In 1980 I took a one-day Introduction to Computers class. Couldn’t wait to get my hands on a computer, which finally arrived at my workplace.

An Apple IIe was the first computer I owned, in 1985, with which I earned some money printing mailing labels for an art gallery. Next computer was an Epson Equity I+ with a whopping 20-megabyte hard drive!

More computers brought me to the present.

My current hardware:

• Desktop computer, Windows 7
• Notebook computer, Windows 7
• Wacom graphics tablet
• Scanner
• iPod
• 5 digital cameras (1 DSLR, 4 point-and-shoot)
• Cell phone (5 years old, used mostly for texting)

Gone gear:
• Palm (became obsolete, died)
• Had first-generation Sony Reader (sold due to incompatibility with Win7, haven’t replaced it yet)
• No TV for a while now (seldom miss it)

My favorite software: Adobe Photoshop, Acrobat and InDesign; Corel Painter; BreezeBrowser Pro (for viewing my photos).

My favorite website for photographers: Nikonians (primarly for Nikon owners; excellent, friendly forums and advice).

I have a website and blog (seldom updated).

I enjoy creating greeting cards using my photos, photo-art and sketches.

Shop and bank online.

Am pretty good at troubleshooting computer problems.

Would love to have tons more camera and other electronic gear but have to rein in those impulses and eagle-eye those dollars now, which are flying out faster than they’re coming in.
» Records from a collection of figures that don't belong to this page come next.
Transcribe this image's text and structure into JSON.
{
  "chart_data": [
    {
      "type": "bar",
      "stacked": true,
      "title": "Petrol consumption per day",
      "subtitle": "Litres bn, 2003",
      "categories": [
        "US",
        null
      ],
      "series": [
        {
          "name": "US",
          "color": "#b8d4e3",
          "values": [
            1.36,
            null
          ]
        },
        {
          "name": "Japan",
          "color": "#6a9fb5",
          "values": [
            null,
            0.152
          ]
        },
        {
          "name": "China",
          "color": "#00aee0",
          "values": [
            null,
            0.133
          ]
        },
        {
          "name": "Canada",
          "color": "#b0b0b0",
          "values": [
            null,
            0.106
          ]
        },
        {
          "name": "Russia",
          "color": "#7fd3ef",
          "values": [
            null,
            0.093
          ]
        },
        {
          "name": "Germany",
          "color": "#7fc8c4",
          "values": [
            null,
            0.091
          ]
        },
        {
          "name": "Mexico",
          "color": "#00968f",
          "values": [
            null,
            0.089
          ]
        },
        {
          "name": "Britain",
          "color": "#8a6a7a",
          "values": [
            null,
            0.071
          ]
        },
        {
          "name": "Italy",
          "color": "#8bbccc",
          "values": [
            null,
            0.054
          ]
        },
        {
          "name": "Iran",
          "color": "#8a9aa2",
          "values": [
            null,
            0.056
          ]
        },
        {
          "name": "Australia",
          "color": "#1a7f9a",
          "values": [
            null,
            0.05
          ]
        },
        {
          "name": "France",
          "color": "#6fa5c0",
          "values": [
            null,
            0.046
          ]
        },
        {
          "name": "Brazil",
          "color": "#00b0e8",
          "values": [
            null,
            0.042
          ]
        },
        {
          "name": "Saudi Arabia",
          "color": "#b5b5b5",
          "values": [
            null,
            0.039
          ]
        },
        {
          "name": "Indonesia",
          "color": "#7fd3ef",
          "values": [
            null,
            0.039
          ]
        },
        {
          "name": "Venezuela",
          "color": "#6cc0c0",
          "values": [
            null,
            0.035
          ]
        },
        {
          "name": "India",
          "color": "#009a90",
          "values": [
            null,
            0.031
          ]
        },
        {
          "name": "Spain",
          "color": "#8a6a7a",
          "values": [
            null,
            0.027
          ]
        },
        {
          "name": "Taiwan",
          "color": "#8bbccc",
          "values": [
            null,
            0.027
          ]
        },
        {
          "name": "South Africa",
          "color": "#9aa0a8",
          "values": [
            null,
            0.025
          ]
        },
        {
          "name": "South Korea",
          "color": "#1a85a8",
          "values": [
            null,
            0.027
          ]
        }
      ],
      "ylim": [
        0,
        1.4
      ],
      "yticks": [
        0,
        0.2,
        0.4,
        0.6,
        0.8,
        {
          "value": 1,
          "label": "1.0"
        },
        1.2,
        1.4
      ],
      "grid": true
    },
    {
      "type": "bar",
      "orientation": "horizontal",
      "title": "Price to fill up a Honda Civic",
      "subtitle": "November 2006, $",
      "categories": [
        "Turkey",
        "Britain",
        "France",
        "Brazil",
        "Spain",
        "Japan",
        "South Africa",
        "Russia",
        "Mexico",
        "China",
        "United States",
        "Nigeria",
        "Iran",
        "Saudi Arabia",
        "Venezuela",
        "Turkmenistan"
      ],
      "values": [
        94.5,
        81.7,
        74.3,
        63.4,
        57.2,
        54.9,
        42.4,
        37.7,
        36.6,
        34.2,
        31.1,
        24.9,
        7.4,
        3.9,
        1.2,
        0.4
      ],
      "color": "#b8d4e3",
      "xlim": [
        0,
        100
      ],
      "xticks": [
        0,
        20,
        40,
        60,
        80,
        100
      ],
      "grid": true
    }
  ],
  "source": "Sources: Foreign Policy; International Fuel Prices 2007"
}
Learning to live with less!

We have a lap top, GPS, PC, 2 cell phones, 1 Kindle, 2 iTouches (and I am lusting after an iPad), two digital cameras. We have several techie problems - keeping track of all the passwords (we now have a little black book full of them and boy to I howel when we fail to write down a password!), and keeping track of the various gadgets and gizmos that charge, amplify, connect for uploading and downloading, etc)

Present: Laptop, PC, wireless printer, cell phone, digital camera, GPS. (I have an IPod I don't yet use because I'm a bit averse to figuring it all out) Past: Shortwave and VHS radios when living on cruising sailboat. My husband depends on me to "fix" his computer when he gets it all bolluxed up. I can usually solve his and my problems w/out resorting to Geeks.

The computer phobia suffered by my brother reminds me of how long it took our mother to warm up to the microwave oven.